The results showed that the expression of miR-30a-3p in PTC tissue was higher than in any other tissues, but its expression in non-tumor tissues adjacent to PTC was lower than in benign thyroid nodule tissue and non-nodular tissue adjacent to benign thyroid nodular goiter. miR-146b-5p was less highly expressed in PTC tissue than in other non-tumor tissues and within the non-tumor groups, its expression was not different. The expression of miR-122-5p and miR-136-5p in benign and malignant tumor tissues were higher than that in non-tumor tissues adjacent to PTC. Their expression levels were no different between benign and malignant tissue. The expression of miR-199b-5p in both benign and malignant tumor tissues was higher than in non-tumor tissues adjacent to PTC, but its expression in PTC tissue was lower than in benign thyroid nodule tissue.

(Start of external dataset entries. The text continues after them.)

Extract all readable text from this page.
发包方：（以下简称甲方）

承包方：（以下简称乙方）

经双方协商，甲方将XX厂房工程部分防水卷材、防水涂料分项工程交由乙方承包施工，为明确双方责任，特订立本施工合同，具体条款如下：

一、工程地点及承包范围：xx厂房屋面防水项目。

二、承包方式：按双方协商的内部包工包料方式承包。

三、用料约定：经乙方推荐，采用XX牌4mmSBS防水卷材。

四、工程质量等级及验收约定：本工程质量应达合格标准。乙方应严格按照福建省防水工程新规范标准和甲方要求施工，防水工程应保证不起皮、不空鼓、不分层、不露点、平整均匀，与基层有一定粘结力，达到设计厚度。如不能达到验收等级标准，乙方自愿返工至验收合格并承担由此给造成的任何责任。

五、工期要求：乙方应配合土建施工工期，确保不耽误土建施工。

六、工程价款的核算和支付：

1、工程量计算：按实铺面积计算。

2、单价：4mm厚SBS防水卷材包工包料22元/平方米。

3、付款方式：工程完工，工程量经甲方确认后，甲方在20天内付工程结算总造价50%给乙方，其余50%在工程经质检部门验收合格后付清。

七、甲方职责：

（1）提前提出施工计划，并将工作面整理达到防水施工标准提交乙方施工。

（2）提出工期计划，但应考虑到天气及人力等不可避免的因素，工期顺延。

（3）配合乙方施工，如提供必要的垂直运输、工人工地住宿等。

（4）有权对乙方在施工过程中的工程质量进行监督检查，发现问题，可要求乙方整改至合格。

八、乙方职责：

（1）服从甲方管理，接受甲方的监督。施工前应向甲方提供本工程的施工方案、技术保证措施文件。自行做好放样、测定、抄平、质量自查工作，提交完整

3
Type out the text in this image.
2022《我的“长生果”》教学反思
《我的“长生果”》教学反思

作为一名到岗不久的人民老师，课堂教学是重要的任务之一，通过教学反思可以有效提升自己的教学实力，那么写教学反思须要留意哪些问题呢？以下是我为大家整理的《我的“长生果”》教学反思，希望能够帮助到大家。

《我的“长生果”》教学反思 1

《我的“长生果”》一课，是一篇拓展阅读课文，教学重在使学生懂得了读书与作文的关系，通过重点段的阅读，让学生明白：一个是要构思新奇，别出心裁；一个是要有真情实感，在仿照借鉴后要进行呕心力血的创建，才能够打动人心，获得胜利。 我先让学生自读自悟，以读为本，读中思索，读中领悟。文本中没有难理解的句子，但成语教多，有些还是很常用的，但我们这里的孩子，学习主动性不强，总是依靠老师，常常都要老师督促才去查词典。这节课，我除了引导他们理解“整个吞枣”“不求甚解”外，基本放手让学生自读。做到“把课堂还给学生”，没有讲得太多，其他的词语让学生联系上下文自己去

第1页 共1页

To adjust for the differential expression of U6, we then analyzed the expression of miRNAs by using −∆∆CT and the results are shown in Table 3. We found that miR-30a-3p, miR-146b-5p and miR-199b-5p were differentially expressed in benign and malignant nodules. The results showed that miR-30a-3p was down-regulated and miR-146b-5p and miR-199b-5p were up-regulated, which agreed with the microarray results.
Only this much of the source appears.